Old fashioned dessert with a sweet custard texture, my Dad's Bread Pudding with Lemon Sauce is irresistible!
Ingredients
FOR THE BREAD:
12 slices stale white bread, cubed
¼ cup unsalted butter, melted
1 teaspoon cinnamon
¾ cup raisins
6 large eggs, beaten
¾ cup granulated sugar
2 teaspoons vanilla
½ teaspoon kosher salt
3 cups milk (hot)
1 pinch nutmeg
FOR THE GLAZE:
1 cup granulated sugar
½ cup unsalted butter
¼ cup water
1 large egg, well beaten
3 Tablespoons fresh squeezed lemon juice
Instructions
Preheat oven to 375 degrees F. Lightly butter 2 qt baking dish or 8-inch square baking pan.
Combine bread cubes with melted butter, cinnamon and raisins. Place in bottom of baking dish. Beat eggs with sugar, vanilla and salt. Add hot milk and pour over bread cubes. Sprinkle with pinch of nutmeg. Bake for 25-30 minutes, until browned.
While baking, make the lemon glaze. Combine sugar, butter, water, egg, and lemon juice in small saucepan. Bring to a boil, stirring constantly. Boil one minute. Remove from heat.
To serve, drizzle lemon glaze over warm bread pudding. Enjoy!
Store covered in refrigerator for up to 4 days.
Notes
Bread- It's best to use "day old bread." Meaning, bread that has sat out for a day, becoming slightly stale. If your bread is crazy soft, this dish can get pretty mushy (it's already a soft custard texture). To firm up fresh bread, bake for about 5 minutes in a 375 degree F oven. Set aside. Dad always used white bread, but challah, brioche, and french bread work too!
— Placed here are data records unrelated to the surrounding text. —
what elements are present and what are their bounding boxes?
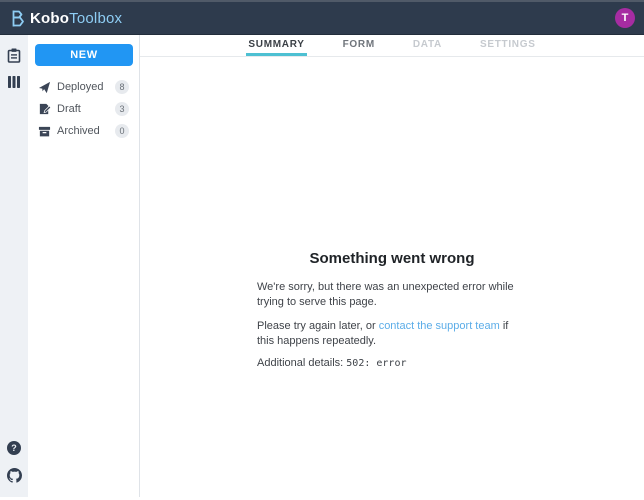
kobotoolbox-logo[interactable]: KoboToolbox (10, 9, 122, 28)
logo-text: KoboToolbox (30, 10, 122, 27)
kobo-logo-icon (10, 9, 25, 28)
sidebar-item-label: Draft (57, 103, 115, 115)
error-details-code: 502: error (346, 358, 406, 369)
sidebar-item-label: Archived (57, 125, 115, 137)
error-line-2-prefix: Please try again later, or (257, 320, 379, 332)
sidebar-item-deployed[interactable]: Deployed 8 (35, 76, 132, 98)
sidebar-item-label: Deployed (57, 81, 115, 93)
contact-support-link[interactable]: contact the support team (379, 320, 500, 332)
sidebar-item-archived[interactable]: Archived 0 (35, 120, 132, 142)
error-line-2: Please try again later, or contact the s… (257, 319, 527, 349)
form-tabbar: SUMMARY FORM DATA SETTINGS (140, 35, 644, 57)
error-line-1: We're sorry, but there was an unexpected… (257, 280, 527, 310)
error-details-label: Additional details: (257, 357, 346, 369)
top-header: KoboToolbox T (0, 0, 644, 35)
error-message-block: Something went wrong We're sorry, but th… (257, 250, 527, 369)
logo-toolbox: Toolbox (69, 10, 122, 27)
tab-form[interactable]: FORM (341, 35, 377, 56)
new-button[interactable]: NEW (35, 44, 133, 66)
paper-plane-icon (38, 81, 51, 94)
projects-sidebar: NEW Deployed 8 Draft (28, 35, 140, 497)
library-icon[interactable] (6, 74, 22, 90)
archived-count-badge: 0 (115, 124, 129, 138)
main-content: SUMMARY FORM DATA SETTINGS Something wen… (140, 35, 644, 497)
tab-data: DATA (411, 35, 444, 56)
project-status-list: Deployed 8 Draft 3 (35, 76, 132, 142)
tab-summary[interactable]: SUMMARY (246, 35, 306, 56)
github-icon[interactable] (6, 467, 22, 483)
help-icon[interactable]: ? (6, 440, 22, 456)
deployed-count-badge: 8 (115, 80, 129, 94)
user-avatar[interactable]: T (615, 8, 635, 28)
error-title: Something went wrong (257, 250, 527, 267)
pencil-document-icon (38, 103, 51, 116)
nav-icon-rail: ? (0, 35, 28, 497)
error-details: Additional details: 502: error (257, 357, 527, 369)
archive-box-icon (38, 125, 51, 138)
sidebar-item-draft[interactable]: Draft 3 (35, 98, 132, 120)
tab-settings: SETTINGS (478, 35, 538, 56)
projects-icon[interactable] (6, 47, 22, 63)
draft-count-badge: 3 (115, 102, 129, 116)
logo-kobo: Kobo (30, 10, 69, 27)
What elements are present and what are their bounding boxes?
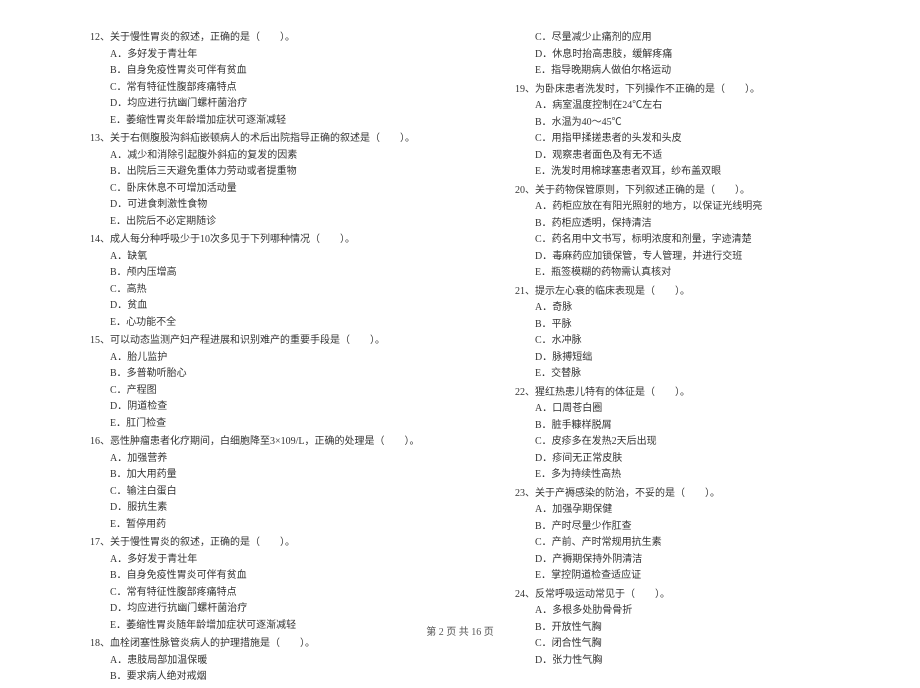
option-a: A．加强营养 xyxy=(90,451,435,468)
option-b: B．出院后三天避免重体力劳动或者提重物 xyxy=(90,164,435,181)
question-15: 15、可以动态监测产妇产程进展和识别难产的重要手段是（ ）。 A．胎儿监护 B．… xyxy=(90,333,435,432)
question-text: 16、恶性肿瘤患者化疗期间，白细胞降至3×109/L，正确的处理是（ ）。 xyxy=(90,434,435,451)
option-a: A．多好发于青壮年 xyxy=(90,552,435,569)
question-23: 23、关于产褥感染的防治，不妥的是（ ）。 A．加强孕期保健 B．产时尽量少作肛… xyxy=(515,486,860,585)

Make it in Advance- To make bread pudding in advance, assemble as directed and cover with foil. Refrigerate overnight or up to 24 hours. Allow to sit at room temperature 30 minutes before baking.
Storage- If properly stored in the refrigerator, after baking, bread pudding will keep for 3-4 days.
Reheat- Reheat each slice in the microwave for about 45 seconds.
Freeze- Freeze bread pudding in airtight container. To thaw, refrigerator overnight.